Fibrillin-1 impairment enhances blood-brain barrier permeability and xanthoma formation in brains of apolipoprotein E-deficient mice

- Dysfunctional fibrillin-1 impairs blood-brain barrier integrity.
- Peripheral leukocyte infiltration further degrades the blood-brain barrier.
- Accordingly, lipoproteins can enter the brain, resulting in xanthoma formation.

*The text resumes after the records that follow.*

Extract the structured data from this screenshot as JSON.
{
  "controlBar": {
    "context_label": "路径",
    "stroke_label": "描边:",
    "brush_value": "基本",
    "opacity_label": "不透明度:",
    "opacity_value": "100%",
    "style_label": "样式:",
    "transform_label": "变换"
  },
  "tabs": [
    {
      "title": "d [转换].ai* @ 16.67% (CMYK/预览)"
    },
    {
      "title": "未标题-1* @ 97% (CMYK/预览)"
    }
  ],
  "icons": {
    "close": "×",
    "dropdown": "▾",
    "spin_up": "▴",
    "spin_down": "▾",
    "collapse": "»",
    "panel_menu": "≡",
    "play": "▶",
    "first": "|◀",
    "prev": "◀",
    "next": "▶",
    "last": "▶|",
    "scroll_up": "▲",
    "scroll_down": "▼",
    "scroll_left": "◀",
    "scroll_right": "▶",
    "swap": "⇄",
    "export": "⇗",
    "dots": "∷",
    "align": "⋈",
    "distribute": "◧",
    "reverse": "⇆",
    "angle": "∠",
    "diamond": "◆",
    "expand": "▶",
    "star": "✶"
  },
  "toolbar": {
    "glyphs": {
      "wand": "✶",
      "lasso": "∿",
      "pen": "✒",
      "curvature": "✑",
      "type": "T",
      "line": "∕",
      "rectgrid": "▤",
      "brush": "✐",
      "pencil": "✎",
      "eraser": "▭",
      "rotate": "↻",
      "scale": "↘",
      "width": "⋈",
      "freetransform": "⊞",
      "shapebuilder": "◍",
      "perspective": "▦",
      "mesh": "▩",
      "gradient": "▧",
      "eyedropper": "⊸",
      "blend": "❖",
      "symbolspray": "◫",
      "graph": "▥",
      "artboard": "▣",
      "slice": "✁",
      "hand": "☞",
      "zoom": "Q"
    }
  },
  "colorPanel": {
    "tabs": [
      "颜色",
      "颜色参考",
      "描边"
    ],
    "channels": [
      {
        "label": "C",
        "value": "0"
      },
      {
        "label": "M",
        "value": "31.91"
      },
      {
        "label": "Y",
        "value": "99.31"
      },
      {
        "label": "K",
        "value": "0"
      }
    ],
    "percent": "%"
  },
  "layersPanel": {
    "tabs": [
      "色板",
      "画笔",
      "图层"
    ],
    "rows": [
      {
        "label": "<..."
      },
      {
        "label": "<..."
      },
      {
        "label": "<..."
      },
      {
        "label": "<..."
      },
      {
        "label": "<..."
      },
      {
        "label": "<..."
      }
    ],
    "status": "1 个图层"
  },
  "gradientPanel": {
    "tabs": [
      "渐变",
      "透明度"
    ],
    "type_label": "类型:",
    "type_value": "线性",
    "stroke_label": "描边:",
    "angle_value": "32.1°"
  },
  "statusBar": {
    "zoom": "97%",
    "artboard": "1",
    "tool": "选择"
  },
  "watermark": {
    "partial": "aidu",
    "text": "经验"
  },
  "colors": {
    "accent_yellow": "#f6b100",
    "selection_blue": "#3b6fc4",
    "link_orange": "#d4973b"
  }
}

We recently reported that apolipoprotein E (ApoE)-deficient mice with a mutation in the fibrillin-1 gene (ApoE−/−Fbn1C1039G+/−) develop accelerated atherosclerosis with enhanced inflammation, atherosclerotic plaque rupture, myocardial infarction and sudden death. In the brain, fibrillin-1 functions as an attachment protein in the basement membrane, providing structural support to the blood-brain barrier (BBB). Here, we investigated whether fibrillin-1 impairment affects the permeability of the BBB proper and the blood-cerebrospinal fluid barrier (BCSFB), and whether this leads to the accelerated accumulation of lipids (xanthomas) in the brain. ApoE−/− (n = 61) and ApoE−/−Fbn1C1039G+/− (n = 73) mice were fed a Western-type diet (WD). After 14 weeks WD, a significantly higher permeability of the BBB was observed in ApoE−/−Fbn1C1039G+/− mice compared to age-matched ApoE−/− mice. This was accompanied by leukocyte infiltration, enhanced expression of pro-inflammatory cytokines, matrix metalloproteinases and transforming growth factor-β, and by decreased expression of tight junction proteins claudin-5 and occludin. After 20 weeks WD, 83% of ApoE−/−Fbn1C1039G+/− mice showed xanthomas in the brain, compared to 23% of their ApoE−/− littermates. Xanthomas were mainly located in fibrillin-1-rich regions, such as the choroid plexus and the neocortex. Our findings demonstrate that dysfunctional fibrillin-1 impairs BBB/BCSFB integrity, facilitating peripheral leukocyte infiltration, which further degrades the BBB/BCSFB. As a consequence, lipoproteins can enter the brain, resulting in accelerated formation of xanthomas.